Major Depressive Disorder (MDD) is a prevalent and debilitating disorder, where one-third of this
population is treatment-resistant. Depression is characterized by cognitive dysfunction, including deficits in
cognitive control, defined as flexible adaptation of cognitive and behavior commensurate with one’s current
goals. Application of deep brain stimulation (DBS), a common therapy used for treatment-resistant depression
(TRD), has previously shown enhancement in cognitive control during experimental tasks, but therapeutically
shown mixed results, and our understanding of the effect of DBS on neural dynamics in brain networks
associated with impaired cognitive dysfunction and control in neuropsychiatric disorders is not well-known. In
addition, our understanding of how the frequency of neurostimulation plays a role in modulating neural activity
and communication in cognitive control networks in depression is limited.
To tackle these unknowns, in the F99 phase, Anusha will collect intracranial local field potential
recordings (LFP) through depth electrodes implanted across the prefrontal cortex, orbitofrontal cortex,
amygdala and anterior cingulate cortex in patients with TRD, recruited through a parent UH3 study
(UH3-NS103549).
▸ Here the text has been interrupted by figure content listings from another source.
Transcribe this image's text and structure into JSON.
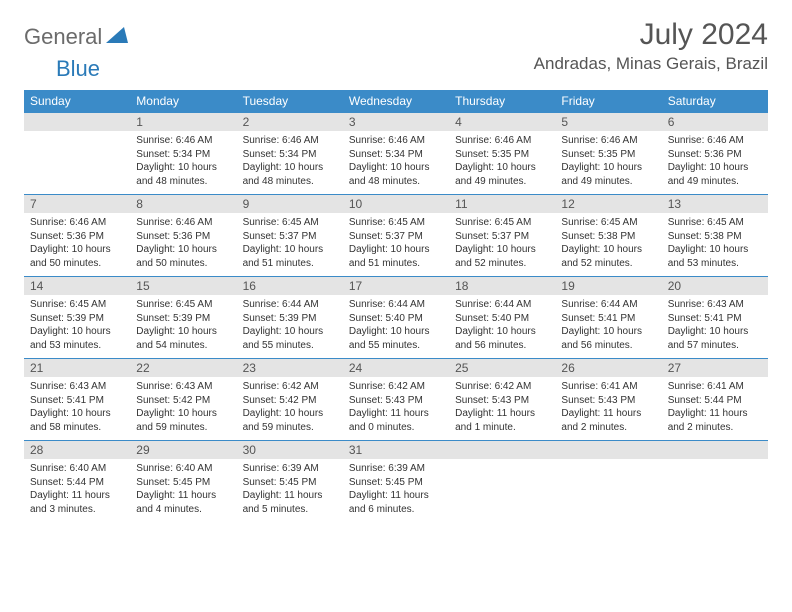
{
  "brand": {
    "general": "General",
    "blue": "Blue"
  },
  "title": "July 2024",
  "location": "Andradas, Minas Gerais, Brazil",
  "colors": {
    "header_bg": "#3b8bc8",
    "daynum_bg": "#e4e4e4",
    "text": "#333333",
    "title_text": "#555555"
  },
  "day_headers": [
    "Sunday",
    "Monday",
    "Tuesday",
    "Wednesday",
    "Thursday",
    "Friday",
    "Saturday"
  ],
  "weeks": [
    [
      null,
      {
        "n": "1",
        "sr": "6:46 AM",
        "ss": "5:34 PM",
        "dl": "10 hours and 48 minutes."
      },
      {
        "n": "2",
        "sr": "6:46 AM",
        "ss": "5:34 PM",
        "dl": "10 hours and 48 minutes."
      },
      {
        "n": "3",
        "sr": "6:46 AM",
        "ss": "5:34 PM",
        "dl": "10 hours and 48 minutes."
      },
      {
        "n": "4",
        "sr": "6:46 AM",
        "ss": "5:35 PM",
        "dl": "10 hours and 49 minutes."
      },
      {
        "n": "5",
        "sr": "6:46 AM",
        "ss": "5:35 PM",
        "dl": "10 hours and 49 minutes."
      },
      {
        "n": "6",
        "sr": "6:46 AM",
        "ss": "5:36 PM",
        "dl": "10 hours and 49 minutes."
      }
    ],
    [
      {
        "n": "7",
        "sr": "6:46 AM",
        "ss": "5:36 PM",
        "dl": "10 hours and 50 minutes."
      },
      {
        "n": "8",
        "sr": "6:46 AM",
        "ss": "5:36 PM",
        "dl": "10 hours and 50 minutes."
      },
      {
        "n": "9",
        "sr": "6:45 AM",
        "ss": "5:37 PM",
        "dl": "10 hours and 51 minutes."
      },
      {
        "n": "10",
        "sr": "6:45 AM",
        "ss": "5:37 PM",
        "dl": "10 hours and 51 minutes."
      },
      {
        "n": "11",
        "sr": "6:45 AM",
        "ss": "5:37 PM",
        "dl": "10 hours and 52 minutes."
      },
      {
        "n": "12",
        "sr": "6:45 AM",
        "ss": "5:38 PM",
        "dl": "10 hours and 52 minutes."
      },
      {
        "n": "13",
        "sr": "6:45 AM",
        "ss": "5:38 PM",
        "dl": "10 hours and 53 minutes."
      }
    ],
    [
      {
        "n": "14",
        "sr": "6:45 AM",
        "ss": "5:39 PM",
        "dl": "10 hours and 53 minutes."
      },
      {
        "n": "15",
        "sr": "6:45 AM",
        "ss": "5:39 PM",
        "dl": "10 hours and 54 minutes."
      },
      {
        "n": "16",
        "sr": "6:44 AM",
        "ss": "5:39 PM",
        "dl": "10 hours and 55 minutes."
      },
      {
        "n": "17",
        "sr": "6:44 AM",
        "ss": "5:40 PM",
        "dl": "10 hours and 55 minutes."
      },
      {
        "n": "18",
        "sr": "6:44 AM",
        "ss": "5:40 PM",
        "dl": "10 hours and 56 minutes."
      },
      {
        "n": "19",
        "sr": "6:44 AM",
        "ss": "5:41 PM",
        "dl": "10 hours and 56 minutes."
      },
      {
        "n": "20",
        "sr": "6:43 AM",
        "ss": "5:41 PM",
        "dl": "10 hours and 57 minutes."
      }
    ],
    [
      {
        "n": "21",
        "sr": "6:43 AM",
        "ss": "5:41 PM",
        "dl": "10 hours and 58 minutes."
      },
      {
        "n": "22",
        "sr": "6:43 AM",
        "ss": "5:42 PM",
        "dl": "10 hours and 59 minutes."
      },
      {
        "n": "23",
        "sr": "6:42 AM",
        "ss": "5:42 PM",
        "dl": "10 hours and 59 minutes."
      },
      {
        "n": "24",
        "sr": "6:42 AM",
        "ss": "5:43 PM",
        "dl": "11 hours and 0 minutes."
      },
      {
        "n": "25",
        "sr": "6:42 AM",
        "ss": "5:43 PM",
        "dl": "11 hours and 1 minute."
      },
      {
        "n": "26",
        "sr": "6:41 AM",
        "ss": "5:43 PM",
        "dl": "11 hours and 2 minutes."
      },
      {
        "n": "27",
        "sr": "6:41 AM",
        "ss": "5:44 PM",
        "dl": "11 hours and 2 minutes."
      }
    ],
    [
      {
        "n": "28",
        "sr": "6:40 AM",
        "ss": "5:44 PM",
        "dl": "11 hours and 3 minutes."
      },
      {
        "n": "29",
        "sr": "6:40 AM",
        "ss": "5:45 PM",
        "dl": "11 hours and 4 minutes."
      },
      {
        "n": "30",
        "sr": "6:39 AM",
        "ss": "5:45 PM",
        "dl": "11 hours and 5 minutes."
      },
      {
        "n": "31",
        "sr": "6:39 AM",
        "ss": "5:45 PM",
        "dl": "11 hours and 6 minutes."
      },
      null,
      null,
      null
    ]
  ],
  "labels": {
    "sunrise": "Sunrise:",
    "sunset": "Sunset:",
    "daylight": "Daylight:"
  }
}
Participants perform a cognitive control behavioral task before, and during high-frequency
electrical stimulation delivered through DBS electrodes implanted in the ventral capsule/ventral striatum and
subcallosal cingulate. Additionally, Anusha will collect LFP recordings during stimulation experiments where a
range of electrical stimulation frequencies (6,50,130 Hz) are applied systematically during resting state through
DBS electrodes. Using the collected data, Anusha will characterize behaviorally defined cognitive control
subnetworks in participants with TRD, and explore the effect of low-frequency oscillations that are known to be
associated with conflict processing and cognitive control in healthy subjects. She will expand this work to
perform functional connectivity analysis during the behavioral task. Anusha will also apply these techniques for
analysis of data collected in stimulation experiments during resting state. Understanding cognitive control is
imperative to not only improving our understanding of cognitive dysfunction in depression, but is a step towards
individualizing and optimizing therapy around electrophysiological markers associated with behavioral
impairment in neuropsychiatric disorders, in lieu of or in addition to clinical evaluation of symptoms.
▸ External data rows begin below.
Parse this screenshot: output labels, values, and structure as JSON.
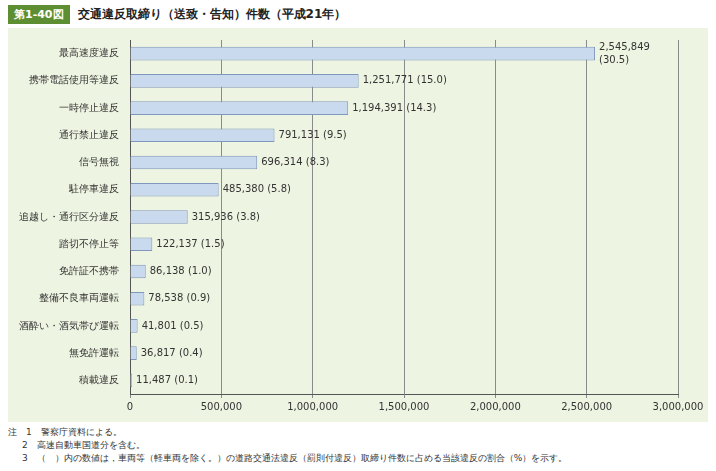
{
  "chart_data": {
    "type": "bar",
    "orientation": "horizontal",
    "figure_number": "第1-40図",
    "title": "交通違反取締り（送致・告知）件数（平成21年）",
    "categories": [
      "最高速度違反",
      "携帯電話使用等違反",
      "一時停止違反",
      "通行禁止違反",
      "信号無視",
      "駐停車違反",
      "追越し・通行区分違反",
      "踏切不停止等",
      "免許証不携帯",
      "整備不良車両運転",
      "酒酔い・酒気帯び運転",
      "無免許運転",
      "積載違反"
    ],
    "values": [
      2545849,
      1251771,
      1194391,
      791131,
      696314,
      485380,
      315936,
      122137,
      86138,
      78538,
      41801,
      36817,
      11487
    ],
    "value_labels": [
      "2,545,849 (30.5)",
      "1,251,771 (15.0)",
      "1,194,391 (14.3)",
      "791,131 (9.5)",
      "696,314 (8.3)",
      "485,380 (5.8)",
      "315,936 (3.8)",
      "122,137 (1.5)",
      "86,138 (1.0)",
      "78,538 (0.9)",
      "41,801 (0.5)",
      "36,817 (0.4)",
      "11,487 (0.1)"
    ],
    "color": "#c9d9ee",
    "data_labels": true,
    "xlim": [
      0,
      3000000
    ],
    "xticks": [
      0,
      {
        "value": 500000,
        "label": "500,000"
      },
      {
        "value": 1000000,
        "label": "1,000,000"
      },
      {
        "value": 1500000,
        "label": "1,500,000"
      },
      {
        "value": 2000000,
        "label": "2,000,000"
      },
      {
        "value": 2500000,
        "label": "2,500,000"
      },
      {
        "value": 3000000,
        "label": "3,000,000"
      }
    ],
    "grid": true,
    "notes": [
      "注　1　警察庁資料による。",
      "2　高速自動車国道分を含む。",
      "3　（　）内の数値は，車両等（軽車両を除く。）の道路交通法違反（罰則付違反）取締り件数に占める当該違反の割合（%）を示す。"
    ]
  }
}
In the K00 phase, Anusha will extend her research to more granular circuit dissection using rodent
models of psychiatric disease, and leverage her doctoral training in statistical and computational neuroscience
to analyze data from such studies, while continuing to perform research in human subjects to study cognitive
control. The proposed training during the F99 and K00 phases will ensure multidisciplinary training to reach her
career goal as an independent research investigator focused on using a multidisciplinary approach to help
achieve a comprehensive understanding of cognitive dysfunction in neuropsychiatric disorders.